Ettie Desborough was a glittering Edwardian hostess, gathering powerful men and lovestruck young admirers into her orbit by (as one contemporary put it) "the magnetic charm of fearless flattery"; she lived in and almost exemplified "The Last Age of Privilege".
She belonged to the class that looked down on bathrooms as common, since one should have enough servants to carry hot water to every bedroom; she expected housemaids to rise at 1.30am to stoke fires; she considered it "fast" to reverse in a waltz; and she could spot the political affiliations of other grandees by their tribal drawls. (The "Devonshire House" pronunciation of "cucumber" was "cowcumber", and "bracelet" became "brasslet".)
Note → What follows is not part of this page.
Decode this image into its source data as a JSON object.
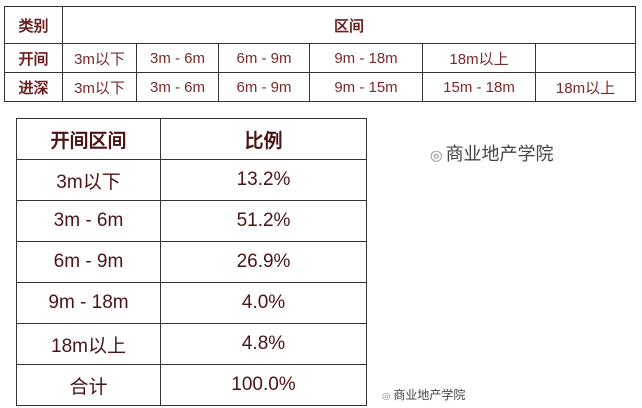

The epistolary and conversational style of these grandees is now almost as alien as their accents: Edwardian ladies exclaimed, underlined, flirted, and gushed. Davenport-Hines, who has a telling eye for detail, relates how the Desborough family butler, who served them from 1875 to 1943, was once asked to send a telegram accepting an invitation, and faithfully reproduced the family style: "Yes how perfectly wonderful love love love." The recipient, however, was an official of the Thames Conservancy Board.
It was a life spent, as Violet Bonham Carter said, "in the loveliest country houses in England - Wilton - Wrest - Stanway - Panshanger - (what visions those names conjure up to those who knew them, of grey and golden stone, of green lawns in the shade of great trees!)". But "Et in arcadia ego": and Ettie's earliest memory prophetically mingled sweetmeats and grief.